In many cities, gangs are too numerous for police to watch them all closely. Knowing that they are unlikely to be caught and punished, members can violate the law with impunity.

As the percentage of gangsters in a city increases it is likely that the police officers will be members of a gang.

dirty harry said...

Grits,
You may not agree with their politics, but Eastern Germany and Israel are great examples of secure borders. I'm not talking about enacting a new set of draconian laws. I'm talking about enforcing the laws we already have. If we did just that, we wouldn't have an illegal immigration problem. Are you trying to say that agressively enforcing the laws we already have somehow turns us into a totalitarian state?

Gritsforbreakfast said...

No dirty, I'm saying there's an element of extreme cognitive dissonance when your only examples of successful border lockdowns are states with totalitarian policies that would breach the US Bill of Rights if the same tactics applied here.

You then claim that simply enforcing the laws on the books would achieve the same result, but current laws on the books don't come close to the extremist totalitarian methods you've endorsed from East Germany, etc.. That said, US immigration laws are being enforced more aggressively today than at any time in recent memory, for whatever that's worth. But obviously that's not achieving results good enough to suit you.

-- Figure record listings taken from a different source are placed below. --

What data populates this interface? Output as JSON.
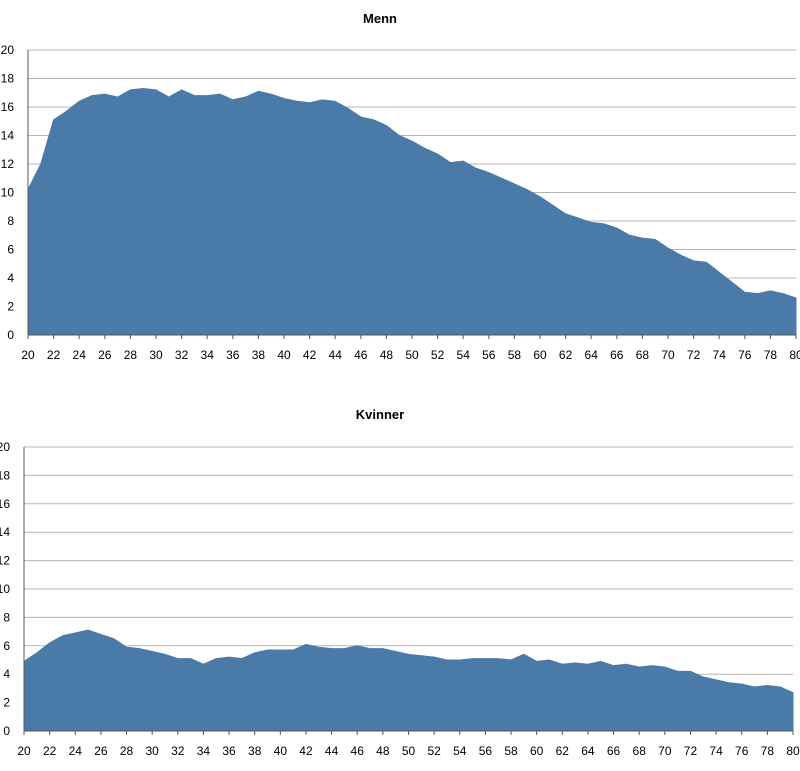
{
  "chart_data": [
    {
      "type": "area",
      "title": "Menn",
      "color": "#4a7aa7",
      "ylim": [
        0,
        20
      ],
      "yticks": [
        "0",
        "2",
        "4",
        "6",
        "8",
        "10",
        "12",
        "14",
        "16",
        "18",
        "20"
      ],
      "xticks": [
        "20",
        "22",
        "24",
        "26",
        "28",
        "30",
        "32",
        "34",
        "36",
        "38",
        "40",
        "42",
        "44",
        "46",
        "48",
        "50",
        "52",
        "54",
        "56",
        "58",
        "60",
        "62",
        "64",
        "66",
        "68",
        "70",
        "72",
        "74",
        "76",
        "78",
        "80"
      ],
      "x": [
        20,
        21,
        22,
        23,
        24,
        25,
        26,
        27,
        28,
        29,
        30,
        31,
        32,
        33,
        34,
        35,
        36,
        37,
        38,
        39,
        40,
        41,
        42,
        43,
        44,
        45,
        46,
        47,
        48,
        49,
        50,
        51,
        52,
        53,
        54,
        55,
        56,
        57,
        58,
        59,
        60,
        61,
        62,
        63,
        64,
        65,
        66,
        67,
        68,
        69,
        70,
        71,
        72,
        73,
        74,
        75,
        76,
        77,
        78,
        79,
        80
      ],
      "values": [
        10.2,
        12.0,
        15.1,
        15.7,
        16.4,
        16.8,
        16.9,
        16.7,
        17.2,
        17.3,
        17.2,
        16.7,
        17.2,
        16.8,
        16.8,
        16.9,
        16.5,
        16.7,
        17.1,
        16.9,
        16.6,
        16.4,
        16.3,
        16.5,
        16.4,
        15.9,
        15.3,
        15.1,
        14.7,
        14.0,
        13.6,
        13.1,
        12.7,
        12.1,
        12.2,
        11.7,
        11.4,
        11.0,
        10.6,
        10.2,
        9.7,
        9.1,
        8.5,
        8.2,
        7.9,
        7.8,
        7.5,
        7.0,
        6.8,
        6.7,
        6.1,
        5.6,
        5.2,
        5.1,
        4.4,
        3.7,
        3.0,
        2.9,
        3.1,
        2.9,
        2.6
      ],
      "grid": true
    },
    {
      "type": "area",
      "title": "Kvinner",
      "color": "#4a7aa7",
      "ylim": [
        0,
        20
      ],
      "yticks": [
        "0",
        "2",
        "4",
        "6",
        "8",
        "10",
        "12",
        "14",
        "16",
        "18",
        "20"
      ],
      "xticks": [
        "20",
        "22",
        "24",
        "26",
        "28",
        "30",
        "32",
        "34",
        "36",
        "38",
        "40",
        "42",
        "44",
        "46",
        "48",
        "50",
        "52",
        "54",
        "56",
        "58",
        "60",
        "62",
        "64",
        "66",
        "68",
        "70",
        "72",
        "74",
        "76",
        "78",
        "80"
      ],
      "x": [
        20,
        21,
        22,
        23,
        24,
        25,
        26,
        27,
        28,
        29,
        30,
        31,
        32,
        33,
        34,
        35,
        36,
        37,
        38,
        39,
        40,
        41,
        42,
        43,
        44,
        45,
        46,
        47,
        48,
        49,
        50,
        51,
        52,
        53,
        54,
        55,
        56,
        57,
        58,
        59,
        60,
        61,
        62,
        63,
        64,
        65,
        66,
        67,
        68,
        69,
        70,
        71,
        72,
        73,
        74,
        75,
        76,
        77,
        78,
        79,
        80
      ],
      "values": [
        4.9,
        5.5,
        6.2,
        6.7,
        6.9,
        7.1,
        6.8,
        6.5,
        5.9,
        5.8,
        5.6,
        5.4,
        5.1,
        5.1,
        4.7,
        5.1,
        5.2,
        5.1,
        5.5,
        5.7,
        5.7,
        5.7,
        6.1,
        5.9,
        5.8,
        5.8,
        6.0,
        5.8,
        5.8,
        5.6,
        5.4,
        5.3,
        5.2,
        5.0,
        5.0,
        5.1,
        5.1,
        5.1,
        5.0,
        5.4,
        4.9,
        5.0,
        4.7,
        4.8,
        4.7,
        4.9,
        4.6,
        4.7,
        4.5,
        4.6,
        4.5,
        4.2,
        4.2,
        3.8,
        3.6,
        3.4,
        3.3,
        3.1,
        3.2,
        3.1,
        2.7
      ],
      "grid": true
    }
  ]
}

I realize you'd rather they declare martial law and search house to house, but not everyone agrees.

The reality is, while we're not yet a totalitarian state which is what you'd appear to prefer, there's a countervailing set of facts which are equally true and which explains why powerful business interests oppose your agenda: Immigration helps the economy more than it hurts it. Most of the harm comes from making immigration illegal (through too-low quotas), not from the fact of economic migration itself.